Background on new graph specification

Hi all, I noticed that the “Specification” page was updated (dask/dask#11915), so that the “plain” representation of the graph using “ordinary Python data structures” is now legacy, and the new one uses DataNode, Task and List objects, and manages references explicitly with .ref() rather than implicitly.

Would love to know more about the background and rationale, and couldn’t find it. I notice these objects have been introduced a while ago, but only now the documentation has been updated. Are these the result of the work that started with High Level Query Optimization in Dask ? Is there any writeup on why the legacy “plain” dictionary representation of the graph wasn’t enough for what the Dask project wants to achieve? And one more thing, does the new spec fundamentally change how indirect dependencies are expressed?

(I put this in “Dask Bag” because I don’t think it neatly fits in the other categories, but feel free to move the post)

Hi @astrojuanlu, welcome to Dask discourse!
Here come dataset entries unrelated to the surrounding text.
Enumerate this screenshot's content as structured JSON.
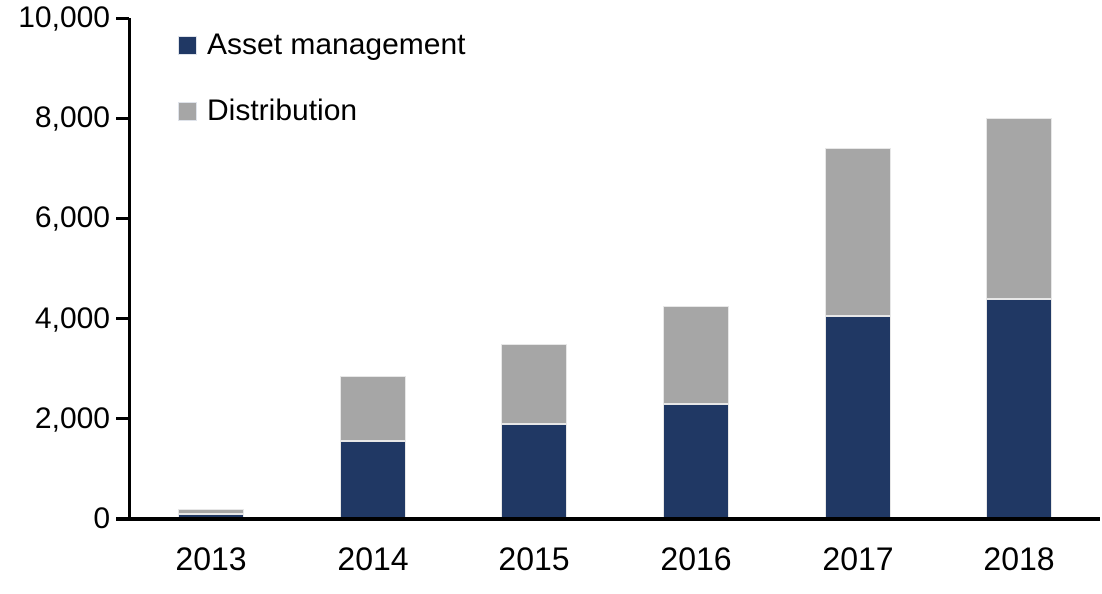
{
  "chart_data": {
    "type": "bar",
    "stacked": true,
    "categories": [
      "2013",
      "2014",
      "2015",
      "2016",
      "2017",
      "2018"
    ],
    "series": [
      {
        "name": "Asset management",
        "color": "#203864",
        "values": [
          100,
          1550,
          1900,
          2300,
          4050,
          4400
        ]
      },
      {
        "name": "Distribution",
        "color": "#A6A6A6",
        "values": [
          100,
          1300,
          1600,
          1950,
          3350,
          3600
        ]
      }
    ],
    "y_ticks": [
      {
        "value": 0,
        "label": "0"
      },
      {
        "value": 2000,
        "label": "2,000"
      },
      {
        "value": 4000,
        "label": "4,000"
      },
      {
        "value": 6000,
        "label": "6,000"
      },
      {
        "value": 8000,
        "label": "8,000"
      },
      {
        "value": 10000,
        "label": "10,000"
      }
    ],
    "ylim": [
      0,
      10000
    ],
    "grid": false,
    "legend_position": "top-left",
    "axis_color": "#000000",
    "background_color": "#FFFFFF"
  }
}
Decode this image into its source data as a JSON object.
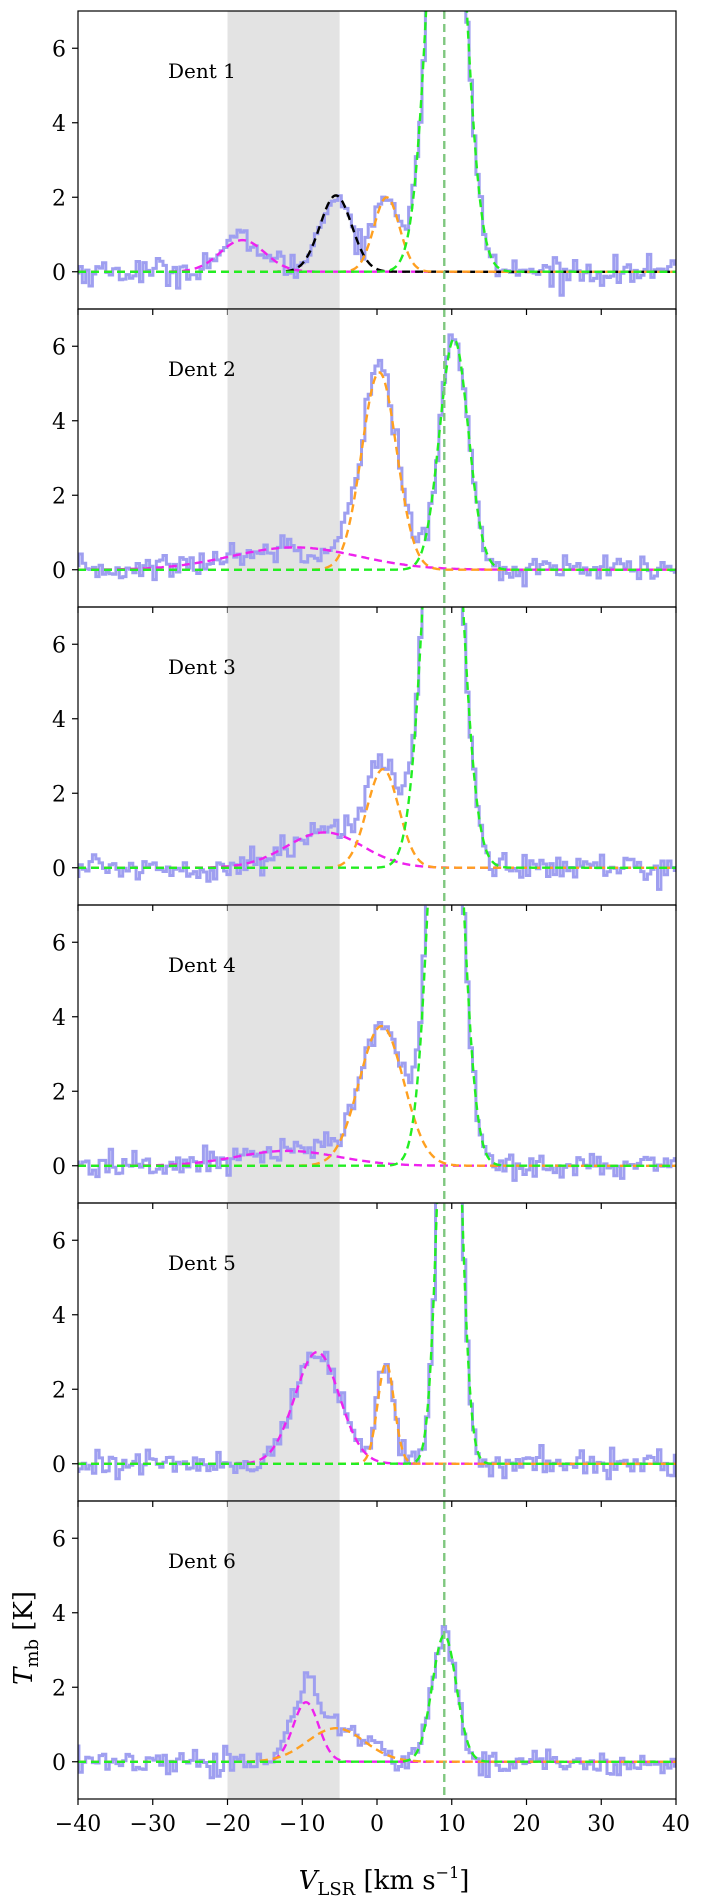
{
  "chart_data": {
    "type": "line",
    "xlabel_main": "V",
    "xlabel_sub": "LSR",
    "xlabel_unit_open": " [km s",
    "xlabel_unit_exp": "−1",
    "xlabel_unit_close": "]",
    "ylabel_main": "T",
    "ylabel_sub": "mb",
    "ylabel_unit": " [K]",
    "xlim": [
      -40,
      40
    ],
    "ylim": [
      -1,
      7
    ],
    "xticks": [
      -40,
      -30,
      -20,
      -10,
      0,
      10,
      20,
      30,
      40
    ],
    "xtick_labels": [
      "−40",
      "−30",
      "−20",
      "−10",
      "0",
      "10",
      "20",
      "30",
      "40"
    ],
    "yticks": [
      0,
      2,
      4,
      6
    ],
    "ytick_labels": [
      "0",
      "2",
      "4",
      "6"
    ],
    "shaded_region": [
      -20,
      -5
    ],
    "vertical_line_x": 9,
    "colors": {
      "spectrum": "#9f9ff0",
      "shade": "#e3e3e3",
      "vline": "#7fc77f",
      "green": "#22ee22",
      "orange": "#ffa020",
      "magenta": "#ee22ee",
      "black": "#000000"
    },
    "panels": [
      {
        "label": "Dent 1",
        "gaussians": [
          {
            "color": "magenta",
            "amp": 0.85,
            "center": -18,
            "fwhm": 7.0
          },
          {
            "color": "black",
            "amp": 2.05,
            "center": -5.5,
            "fwhm": 5.0
          },
          {
            "color": "orange",
            "amp": 2.0,
            "center": 1.3,
            "fwhm": 4.0
          },
          {
            "color": "green",
            "amp": 15.0,
            "center": 9.3,
            "fwhm": 5.2
          }
        ]
      },
      {
        "label": "Dent 2",
        "gaussians": [
          {
            "color": "magenta",
            "amp": 0.6,
            "center": -11,
            "fwhm": 20.0
          },
          {
            "color": "orange",
            "amp": 5.3,
            "center": 0.3,
            "fwhm": 5.5
          },
          {
            "color": "green",
            "amp": 6.2,
            "center": 10.3,
            "fwhm": 4.5
          }
        ]
      },
      {
        "label": "Dent 3",
        "gaussians": [
          {
            "color": "magenta",
            "amp": 0.95,
            "center": -7,
            "fwhm": 12.0
          },
          {
            "color": "orange",
            "amp": 2.65,
            "center": 0.8,
            "fwhm": 5.0
          },
          {
            "color": "green",
            "amp": 15.0,
            "center": 8.8,
            "fwhm": 5.2
          }
        ]
      },
      {
        "label": "Dent 4",
        "gaussians": [
          {
            "color": "magenta",
            "amp": 0.4,
            "center": -12,
            "fwhm": 16.0
          },
          {
            "color": "orange",
            "amp": 3.75,
            "center": 0.6,
            "fwhm": 7.0
          },
          {
            "color": "green",
            "amp": 15.0,
            "center": 9.2,
            "fwhm": 4.6
          }
        ]
      },
      {
        "label": "Dent 5",
        "gaussians": [
          {
            "color": "magenta",
            "amp": 3.0,
            "center": -8,
            "fwhm": 7.0
          },
          {
            "color": "orange",
            "amp": 2.7,
            "center": 1.2,
            "fwhm": 2.6
          },
          {
            "color": "green",
            "amp": 15.0,
            "center": 9.7,
            "fwhm": 3.2
          }
        ]
      },
      {
        "label": "Dent 6",
        "gaussians": [
          {
            "color": "magenta",
            "amp": 1.6,
            "center": -9.5,
            "fwhm": 4.0
          },
          {
            "color": "orange",
            "amp": 0.9,
            "center": -5.5,
            "fwhm": 9.0
          },
          {
            "color": "green",
            "amp": 3.4,
            "center": 9.0,
            "fwhm": 3.8
          }
        ]
      }
    ]
  }
}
Well, I guess you’ve read the new page, but I’ll still put the explanation at the end of the page here:

The tuples are objectively a more compact representation than the Task class so why did we choose to introduce this new representation?

As a tuple, the task is not self-describing and heavily context dependent. The meaning of a tuple like (func, "x", "y") is depending on the graph it is embedded in. The literals x and y could be either actual literals that should be passed to the function or they could be references to other tasks. Therefore, the interpretation of this task has to walk the tuple recursively and compare every single encountered element with known keys in the graph. Especially for large graphs or deeply nested tuple arguments, this can be a performance bottleneck. For APIs that allow users to define their own key names this can further cause false positives where intended literals are replaced by pre-computed task results.

And I think this was also introduced with the work started in dask-expr, so query optimizations.

I’m not sure about this question. This shouldn’t have any impact on the use of Dask APIs or your usage of Dask.

cc @fjetter @Patrick

Uh how embarrasing, I missed that section every time. Thanks for highlighting it :folded_hands: as well as the extra context!